In conclusion, Estyn Evans must be recognised not merely as a scholar of archaeology, geography, and folklife studies, but as the intellectual architect behind the Ulster Folk Museum. Evans’ vision, rooted in the belief that regional differences enrich rather than divide, is illustrated through how Northern Irish cultural identities are represented on site at the Folk Museum. By creating a museum landscape which showcases vernacular diversity, Evans’ work offered an inclusive, pluralistic model of heritage. Whilst Evans’ contemporaries placed emphasis on distinct traditions as the essence of Irish identity, at the Folk Museum Evans placed his emphasis on regional diversity, continuity, and everyday life. The case studies of Duncrun and Corradreenan reveal how Evans’ approach shaped both the spatial and curatorial decisions of the museum, as the buildings tell stories of class, locality, material culture, and cultural memory. In situating buildings within landscapes which echo their original environments, the museum today operates as both an archive and an argument for the cultural heterogeneity of Ulster. Today, as the Ulster Folk Museum undergoes its ‘Reawakening’ project, to expand its role as a heritage and environmental resource, to make it more relevant and resilient for current and future generations, Evans’ founding ethos remains essential. In an increasingly divided and globalised world, Evans’ pioneering model of heritage as both a shared and regionally distinctive concept offers a powerful framework for understanding community, identity, and place. He offered a new and broader vision of cultural heritage.
Further Reading:
Emyr Estyn Evans, ‘Folklife Studies in Northern Ireland’, Journal of the Folklore Institute, 2.3 (1965), 355–363.
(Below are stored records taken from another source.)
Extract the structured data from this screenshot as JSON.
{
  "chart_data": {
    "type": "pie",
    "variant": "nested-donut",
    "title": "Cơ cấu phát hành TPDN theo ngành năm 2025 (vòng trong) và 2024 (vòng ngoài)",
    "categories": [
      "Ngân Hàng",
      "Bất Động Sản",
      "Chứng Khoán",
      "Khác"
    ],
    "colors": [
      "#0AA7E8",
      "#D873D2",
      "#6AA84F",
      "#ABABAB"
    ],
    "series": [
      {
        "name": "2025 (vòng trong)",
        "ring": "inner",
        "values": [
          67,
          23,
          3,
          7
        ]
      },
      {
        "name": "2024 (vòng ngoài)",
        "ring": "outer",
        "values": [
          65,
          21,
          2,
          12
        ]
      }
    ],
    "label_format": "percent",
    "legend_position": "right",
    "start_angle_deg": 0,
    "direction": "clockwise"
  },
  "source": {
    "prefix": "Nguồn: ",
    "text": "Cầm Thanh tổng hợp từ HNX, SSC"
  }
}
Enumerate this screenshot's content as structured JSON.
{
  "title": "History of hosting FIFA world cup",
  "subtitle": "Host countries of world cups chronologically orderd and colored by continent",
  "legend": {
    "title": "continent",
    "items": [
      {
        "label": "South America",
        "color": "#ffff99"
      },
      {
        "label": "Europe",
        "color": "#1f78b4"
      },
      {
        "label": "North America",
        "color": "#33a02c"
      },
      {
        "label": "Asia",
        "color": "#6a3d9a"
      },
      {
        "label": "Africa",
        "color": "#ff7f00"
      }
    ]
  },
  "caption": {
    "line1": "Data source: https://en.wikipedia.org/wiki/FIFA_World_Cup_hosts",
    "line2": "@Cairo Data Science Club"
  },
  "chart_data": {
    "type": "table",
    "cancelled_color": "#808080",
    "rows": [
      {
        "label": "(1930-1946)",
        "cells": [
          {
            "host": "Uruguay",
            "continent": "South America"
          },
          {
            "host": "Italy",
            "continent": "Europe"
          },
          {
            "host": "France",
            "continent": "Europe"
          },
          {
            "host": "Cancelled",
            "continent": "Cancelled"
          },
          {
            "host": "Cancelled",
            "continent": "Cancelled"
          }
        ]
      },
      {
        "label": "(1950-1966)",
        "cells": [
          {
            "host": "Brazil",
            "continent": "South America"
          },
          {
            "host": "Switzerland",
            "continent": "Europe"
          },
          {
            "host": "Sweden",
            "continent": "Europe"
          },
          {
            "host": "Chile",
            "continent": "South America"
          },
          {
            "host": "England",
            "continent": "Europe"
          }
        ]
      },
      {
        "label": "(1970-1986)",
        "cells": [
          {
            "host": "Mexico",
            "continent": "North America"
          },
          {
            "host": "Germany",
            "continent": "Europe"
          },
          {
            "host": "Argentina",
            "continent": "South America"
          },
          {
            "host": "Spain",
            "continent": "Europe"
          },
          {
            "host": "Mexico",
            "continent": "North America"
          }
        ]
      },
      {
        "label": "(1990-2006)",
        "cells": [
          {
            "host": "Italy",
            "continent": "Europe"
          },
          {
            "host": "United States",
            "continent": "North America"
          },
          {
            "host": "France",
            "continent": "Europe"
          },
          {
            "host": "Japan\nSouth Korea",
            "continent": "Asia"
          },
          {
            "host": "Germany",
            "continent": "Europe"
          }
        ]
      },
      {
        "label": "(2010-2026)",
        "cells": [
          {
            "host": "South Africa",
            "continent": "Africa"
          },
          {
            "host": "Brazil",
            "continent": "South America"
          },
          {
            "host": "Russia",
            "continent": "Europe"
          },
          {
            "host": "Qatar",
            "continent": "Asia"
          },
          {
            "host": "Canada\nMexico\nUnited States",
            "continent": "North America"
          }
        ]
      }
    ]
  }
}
Emyr Estyn Evans, Mourne Country: Landscape and Life in South Down, 2nd rev. edn (Dundalk: Dundalgan Press, 1967).
Marcus W. Heslinga, The Irish Border as a Cultural Divide: A Contribution to the Study of Regionalism in the British Isles (Assem: Van Gorcum, 1962).
Simon J. Knell and others, National Museums: New Studies from Around the World (London: Routledge, 2010).
Carys Tyson-Taylor is currently undertaking a CDP studentship with National Museums NI and University of Leicester. Her doctoral project titled ‘A tragedy not to preserve now, while there is still time’ – the establishment of a Folk Museum for Ulster, 1929-1964’, aims to produce a critical and nuanced analysis of the establishment and early development of the Ulster Folk Museum, exploring how an understanding of its history might contribute to shaping its future. Her research examines the Folk Museum’s founding ethos and the key motivators behind its conception – particularly in the context of the Reawakening project – as she explores how these learnings may support and inform the Folk Museum’s current and future development. Currently based at the University of Leicester, Carys is looking forward to relocating to Belfast for the upcoming academic year – enabling her to work more closely with the museum and gain greater access to the archival resources crucial to her study.